Did these people not see Black Mirror??? https://t.co/8Zoy86K0JG
— Ian Petty (@ianpetty25) 11 May 2018
SpotMini embodies some of Boston Dynamics’ most advanced robot technologies: they’re quiet, weigh only 66 pounds, and a single charge can have one hopping around and opening doors for 90 minutes straight.
And it’s come a long way. It perceives its surroundings using a sophisticated 3D vision system, and can even make its own way through a warehouse, without user input. With the help of an adorable (or terrifying?) neck attachment, SpotMini can grab the newspaper for you, play fetch, and generally be a really good boy, too.
But in the wrong hands, SpotMini could be put to much darker uses as well (if you’re not familiar with those YouTube videos where people duct-tape kitchen knives to the tops of Roombas, trust us, you should be).

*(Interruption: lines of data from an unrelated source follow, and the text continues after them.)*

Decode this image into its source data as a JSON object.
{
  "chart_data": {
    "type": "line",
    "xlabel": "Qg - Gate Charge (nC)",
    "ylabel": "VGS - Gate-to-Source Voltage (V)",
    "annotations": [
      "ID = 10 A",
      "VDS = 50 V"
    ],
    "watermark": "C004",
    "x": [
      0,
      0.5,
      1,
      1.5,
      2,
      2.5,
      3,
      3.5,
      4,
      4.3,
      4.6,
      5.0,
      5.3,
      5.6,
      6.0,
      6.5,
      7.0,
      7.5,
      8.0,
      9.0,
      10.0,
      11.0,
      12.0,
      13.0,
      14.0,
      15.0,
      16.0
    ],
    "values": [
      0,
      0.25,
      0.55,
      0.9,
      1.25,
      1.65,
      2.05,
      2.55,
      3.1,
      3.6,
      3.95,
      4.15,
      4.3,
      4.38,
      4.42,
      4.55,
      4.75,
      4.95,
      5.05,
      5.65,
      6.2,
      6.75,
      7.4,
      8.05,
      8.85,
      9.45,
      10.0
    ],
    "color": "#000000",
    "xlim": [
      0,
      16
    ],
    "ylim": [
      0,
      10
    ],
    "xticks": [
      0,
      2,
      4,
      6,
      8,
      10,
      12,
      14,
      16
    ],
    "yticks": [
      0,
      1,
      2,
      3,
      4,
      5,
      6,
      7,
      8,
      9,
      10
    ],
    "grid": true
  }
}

Boston Dynamics founder and CEO Marc Raibert discussed possible applications on stage at the TechCrunch event. “I think people think that it’s easy to get around with wheeled [robots], but that’s really not the case. Every place you go has some obstacle that wheeled things struggle with,” like going up and down stairs for search-and-rescue missions. “We think SpotMini can go to a much larger fraction of places.”
Unsurprisingly, even when prompted by TechCrunch moderator and Editor Brian Heater, there was no mention of specific security industry applications. After all, an ‘accessibility aid for the impaired’ sells a lot better, than a ‘walking death machine, with a machine gun mounted to its back.